Iphone 4, je mets à jour.

1) ils me perdent mes contacts et mes comptes mails, aucun moyen de restaurer.
2) j'ai la pomme comme quand on installe quelquechose qui se met sur mon écran toutes les 15 secondes => iphone inutilisable.

Vraiment c'est une vrai bonne grosse belle merde qu'ils ont pondu, et mon choix est désormais fait, je passe à la concurrence.
En attendant j'ai paumé tous mes contacts, et j'en ai pour un sacré paquet de temps de les recuperer.

je suis vraiment SUPER énervé.


----------



## Mr Fon (19 Septembre 2013)

MAJ installée en OTA sur iPhone 5 et iPad 2. RAS, impeccable, tout est très fluide, je craignais plus pour l'iPad 2 en fait je vois aucune différences, c'est parfaitement fluide.

A noter cependant, juste après l'installation, sur les 2 appareils, de légers ralentissements au début, notamment sur les claviers et animations, ( dues à une ré-indexation ?). 

Ça s'est estompé par la suite. J'ai également opéré à une extinction des 2 appareils pour les rallumer ensuite, de temps en temps ça fait pas de mal, comme sur les ordis. 

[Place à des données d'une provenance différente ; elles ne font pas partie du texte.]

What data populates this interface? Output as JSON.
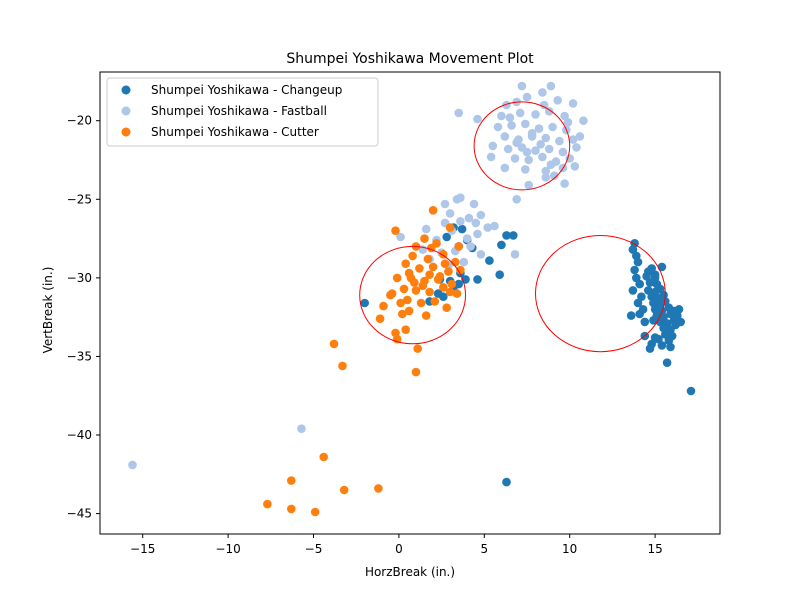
{
  "chart_data": {
    "type": "scatter",
    "title": "Shumpei Yoshikawa Movement Plot",
    "xlabel": "HorzBreak (in.)",
    "ylabel": "VertBreak (in.)",
    "xlim": [
      -17.5,
      18.8
    ],
    "ylim": [
      -46.3,
      -16.9
    ],
    "xticks": [
      -15,
      -10,
      -5,
      0,
      5,
      10,
      15
    ],
    "yticks": [
      -20,
      -25,
      -30,
      -35,
      -40,
      -45
    ],
    "legend_position": "upper-left",
    "grid": false,
    "series": [
      {
        "name": "Shumpei Yoshikawa - Changeup",
        "color": "#1f77b4",
        "points": [
          [
            13.8,
            -27.8
          ],
          [
            13.7,
            -28.2
          ],
          [
            13.9,
            -28.6
          ],
          [
            14.0,
            -29.0
          ],
          [
            13.8,
            -29.5
          ],
          [
            13.9,
            -30.0
          ],
          [
            14.1,
            -30.4
          ],
          [
            13.7,
            -30.8
          ],
          [
            14.2,
            -31.2
          ],
          [
            14.0,
            -31.6
          ],
          [
            14.3,
            -32.0
          ],
          [
            14.1,
            -32.3
          ],
          [
            13.6,
            -32.4
          ],
          [
            14.4,
            -32.8
          ],
          [
            14.6,
            -29.6
          ],
          [
            14.8,
            -29.4
          ],
          [
            14.5,
            -29.9
          ],
          [
            15.0,
            -29.8
          ],
          [
            14.7,
            -30.3
          ],
          [
            15.1,
            -30.4
          ],
          [
            14.6,
            -30.8
          ],
          [
            15.0,
            -30.9
          ],
          [
            15.3,
            -30.7
          ],
          [
            14.8,
            -31.2
          ],
          [
            15.2,
            -31.3
          ],
          [
            15.5,
            -31.1
          ],
          [
            14.9,
            -31.6
          ],
          [
            15.3,
            -31.7
          ],
          [
            15.6,
            -31.5
          ],
          [
            15.0,
            -32.0
          ],
          [
            15.4,
            -32.1
          ],
          [
            15.8,
            -31.9
          ],
          [
            15.1,
            -32.4
          ],
          [
            15.5,
            -32.5
          ],
          [
            15.9,
            -32.3
          ],
          [
            15.3,
            -32.8
          ],
          [
            15.7,
            -32.9
          ],
          [
            16.1,
            -32.7
          ],
          [
            15.5,
            -33.2
          ],
          [
            15.9,
            -33.3
          ],
          [
            16.2,
            -33.0
          ],
          [
            15.6,
            -33.6
          ],
          [
            16.0,
            -33.7
          ],
          [
            15.2,
            -33.9
          ],
          [
            15.8,
            -34.0
          ],
          [
            14.8,
            -34.2
          ],
          [
            15.4,
            -34.3
          ],
          [
            14.7,
            -34.5
          ],
          [
            15.9,
            -34.4
          ],
          [
            14.4,
            -33.7
          ],
          [
            15.0,
            -33.8
          ],
          [
            16.3,
            -32.4
          ],
          [
            16.4,
            -32.0
          ],
          [
            16.5,
            -32.8
          ],
          [
            16.1,
            -32.1
          ],
          [
            15.7,
            -35.4
          ],
          [
            17.1,
            -37.2
          ],
          [
            6.3,
            -43.0
          ],
          [
            -2.0,
            -31.6
          ],
          [
            1.8,
            -31.5
          ],
          [
            2.6,
            -31.2
          ],
          [
            2.3,
            -31.0
          ],
          [
            3.2,
            -30.8
          ],
          [
            3.5,
            -30.4
          ],
          [
            3.0,
            -30.2
          ],
          [
            3.9,
            -30.1
          ],
          [
            4.6,
            -30.1
          ],
          [
            5.9,
            -29.8
          ],
          [
            5.3,
            -28.9
          ],
          [
            6.0,
            -27.9
          ],
          [
            6.3,
            -27.3
          ],
          [
            6.7,
            -27.3
          ],
          [
            3.5,
            -28.0
          ],
          [
            4.0,
            -27.6
          ],
          [
            4.3,
            -28.1
          ],
          [
            3.7,
            -26.9
          ],
          [
            3.2,
            -26.8
          ],
          [
            2.8,
            -27.4
          ],
          [
            3.6,
            -29.7
          ],
          [
            2.4,
            -30.1
          ],
          [
            15.0,
            -30.0
          ],
          [
            15.2,
            -32.6
          ],
          [
            14.9,
            -32.7
          ],
          [
            15.4,
            -29.3
          ]
        ]
      },
      {
        "name": "Shumpei Yoshikawa - Fastball",
        "color": "#aec7e8",
        "points": [
          [
            7.2,
            -17.8
          ],
          [
            8.9,
            -17.8
          ],
          [
            7.5,
            -18.5
          ],
          [
            8.4,
            -18.2
          ],
          [
            6.9,
            -18.8
          ],
          [
            9.3,
            -18.7
          ],
          [
            6.3,
            -19.0
          ],
          [
            10.2,
            -18.9
          ],
          [
            6.0,
            -19.7
          ],
          [
            7.1,
            -19.5
          ],
          [
            8.0,
            -19.6
          ],
          [
            8.8,
            -19.4
          ],
          [
            9.7,
            -19.7
          ],
          [
            10.8,
            -20.0
          ],
          [
            5.8,
            -20.4
          ],
          [
            6.6,
            -20.3
          ],
          [
            7.4,
            -20.2
          ],
          [
            8.2,
            -20.5
          ],
          [
            9.0,
            -20.4
          ],
          [
            9.8,
            -20.6
          ],
          [
            6.2,
            -21.0
          ],
          [
            7.0,
            -21.2
          ],
          [
            7.8,
            -21.0
          ],
          [
            8.6,
            -21.1
          ],
          [
            9.4,
            -21.3
          ],
          [
            10.2,
            -21.2
          ],
          [
            5.5,
            -21.6
          ],
          [
            6.4,
            -21.8
          ],
          [
            7.2,
            -21.7
          ],
          [
            8.0,
            -21.9
          ],
          [
            8.8,
            -21.8
          ],
          [
            9.6,
            -22.0
          ],
          [
            10.4,
            -21.7
          ],
          [
            5.4,
            -22.3
          ],
          [
            6.8,
            -22.4
          ],
          [
            7.6,
            -22.5
          ],
          [
            8.4,
            -22.3
          ],
          [
            9.2,
            -22.6
          ],
          [
            10.0,
            -22.4
          ],
          [
            6.2,
            -23.0
          ],
          [
            7.4,
            -23.1
          ],
          [
            8.6,
            -23.2
          ],
          [
            9.6,
            -23.0
          ],
          [
            10.3,
            -22.9
          ],
          [
            8.6,
            -23.6
          ],
          [
            9.1,
            -23.5
          ],
          [
            7.6,
            -24.1
          ],
          [
            9.7,
            -24.0
          ],
          [
            6.9,
            -25.0
          ],
          [
            4.6,
            -19.9
          ],
          [
            3.5,
            -19.5
          ],
          [
            7.8,
            -20.8
          ],
          [
            8.3,
            -21.5
          ],
          [
            6.9,
            -21.4
          ],
          [
            7.5,
            -22.0
          ],
          [
            8.9,
            -22.8
          ],
          [
            9.9,
            -20.1
          ],
          [
            10.6,
            -21.0
          ],
          [
            6.5,
            -19.8
          ],
          [
            8.5,
            -19.0
          ],
          [
            0.1,
            -27.4
          ],
          [
            1.6,
            -26.9
          ],
          [
            2.0,
            -25.7
          ],
          [
            2.7,
            -25.3
          ],
          [
            3.4,
            -25.0
          ],
          [
            3.6,
            -24.9
          ],
          [
            4.4,
            -25.3
          ],
          [
            3.0,
            -25.9
          ],
          [
            4.1,
            -26.2
          ],
          [
            4.8,
            -26.0
          ],
          [
            5.2,
            -26.8
          ],
          [
            5.6,
            -26.7
          ],
          [
            2.2,
            -27.6
          ],
          [
            3.1,
            -27.0
          ],
          [
            4.0,
            -27.5
          ],
          [
            4.6,
            -27.2
          ],
          [
            2.5,
            -28.4
          ],
          [
            3.3,
            -28.3
          ],
          [
            4.2,
            -28.0
          ],
          [
            4.8,
            -28.5
          ],
          [
            3.8,
            -29.0
          ],
          [
            2.9,
            -29.2
          ],
          [
            1.8,
            -28.8
          ],
          [
            6.8,
            -28.5
          ],
          [
            -5.7,
            -39.6
          ],
          [
            -15.6,
            -41.9
          ],
          [
            4.5,
            -26.5
          ],
          [
            3.6,
            -26.4
          ],
          [
            2.7,
            -26.5
          ],
          [
            1.4,
            -28.2
          ]
        ]
      },
      {
        "name": "Shumpei Yoshikawa - Cutter",
        "color": "#ff7f0e",
        "points": [
          [
            -0.2,
            -27.0
          ],
          [
            2.0,
            -25.7
          ],
          [
            3.0,
            -26.8
          ],
          [
            1.5,
            -27.5
          ],
          [
            1.0,
            -28.0
          ],
          [
            2.2,
            -27.8
          ],
          [
            3.5,
            -28.0
          ],
          [
            0.8,
            -28.6
          ],
          [
            1.7,
            -28.8
          ],
          [
            2.6,
            -28.5
          ],
          [
            3.3,
            -29.0
          ],
          [
            0.4,
            -29.1
          ],
          [
            1.2,
            -29.4
          ],
          [
            2.0,
            -29.3
          ],
          [
            2.9,
            -29.6
          ],
          [
            3.6,
            -29.5
          ],
          [
            -0.1,
            -30.0
          ],
          [
            0.7,
            -30.0
          ],
          [
            1.5,
            -30.2
          ],
          [
            2.3,
            -30.1
          ],
          [
            3.1,
            -30.4
          ],
          [
            0.3,
            -30.7
          ],
          [
            1.0,
            -30.8
          ],
          [
            1.8,
            -30.9
          ],
          [
            2.6,
            -30.6
          ],
          [
            3.4,
            -31.0
          ],
          [
            -0.5,
            -31.1
          ],
          [
            0.5,
            -31.4
          ],
          [
            1.3,
            -31.6
          ],
          [
            2.1,
            -31.5
          ],
          [
            2.8,
            -31.9
          ],
          [
            -0.9,
            -31.8
          ],
          [
            0.6,
            -32.1
          ],
          [
            1.6,
            -32.4
          ],
          [
            -1.1,
            -32.6
          ],
          [
            0.2,
            -32.3
          ],
          [
            -0.2,
            -33.5
          ],
          [
            0.4,
            -33.3
          ],
          [
            -0.1,
            -33.9
          ],
          [
            1.1,
            -34.5
          ],
          [
            1.0,
            -36.0
          ],
          [
            -3.8,
            -34.2
          ],
          [
            -3.3,
            -35.6
          ],
          [
            -4.4,
            -41.4
          ],
          [
            -6.3,
            -42.9
          ],
          [
            -7.7,
            -44.4
          ],
          [
            -6.3,
            -44.7
          ],
          [
            -4.9,
            -44.9
          ],
          [
            -3.2,
            -43.5
          ],
          [
            -1.2,
            -43.4
          ],
          [
            1.8,
            -29.8
          ],
          [
            2.4,
            -29.9
          ],
          [
            0.9,
            -30.3
          ],
          [
            1.4,
            -30.5
          ],
          [
            2.7,
            -29.1
          ],
          [
            1.9,
            -28.1
          ],
          [
            0.6,
            -29.7
          ],
          [
            3.0,
            -30.9
          ],
          [
            0.1,
            -31.6
          ],
          [
            -0.4,
            -31.0
          ]
        ]
      },
      {
        "name": "",
        "color": "#ff0000",
        "type": "ellipse",
        "ellipses": [
          {
            "cx": 7.2,
            "cy": -21.6,
            "rx": 2.8,
            "ry": 2.8
          },
          {
            "cx": 0.8,
            "cy": -31.1,
            "rx": 3.1,
            "ry": 3.1
          },
          {
            "cx": 11.8,
            "cy": -31.0,
            "rx": 3.8,
            "ry": 3.7
          }
        ]
      }
    ]
  }
}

OS très plaisant à utiliser. Impeccable, c'est comme une seconde vie pour mon iPad 2 (qui fonctionnait déjà très bien avant)


----------



## Neutre0 (19 Septembre 2013)

bergenist a dit:


> Moi c'est pareil.
> Iphone 4, je mets à jour.
> 
> 1) ils me perdent mes contacts et mes comptes mails, aucun moyen de restaurer.
> ...



Tu as oublié de faire une sauvegarde de tes données ?

Moi, les applications n'ont pas était sauvegarder, mais par contre les différents niveau passées dans les jeux et tout, ça c'est là...


----------



## bergenist (19 Septembre 2013)

Non, et c'est bien ça qui m'inquiète...


----------



## Neutre0 (19 Septembre 2013)

bergenist a dit:


> Non, et c'est bien ça qui m'inquiète...



Tu es néanmoins sur de n'avoir pas activé par hasard la synchronisation de tes contacts avec ta boîte mail ? Ça pourrait changer la donne et en ta faveur si telle était le cas.


----------



## bergenist (19 Septembre 2013)

je pense que tout est sur gmail, néanmoins, il faut que je downgrade l'iphone avant de pouvoir tenter cette manoeuvre. J'ai un écran noir avec pomme toutes les 8 secondes, je ne peux rien faire avec l'iphone en tant que tel.


----------



## jfkm (19 Septembre 2013)

2 iphone(s) 4 passés sous IOS7
1 iphone  5 passé sous IOS7

Pour le moment pas de soucis... Tout le monde est content à la maison...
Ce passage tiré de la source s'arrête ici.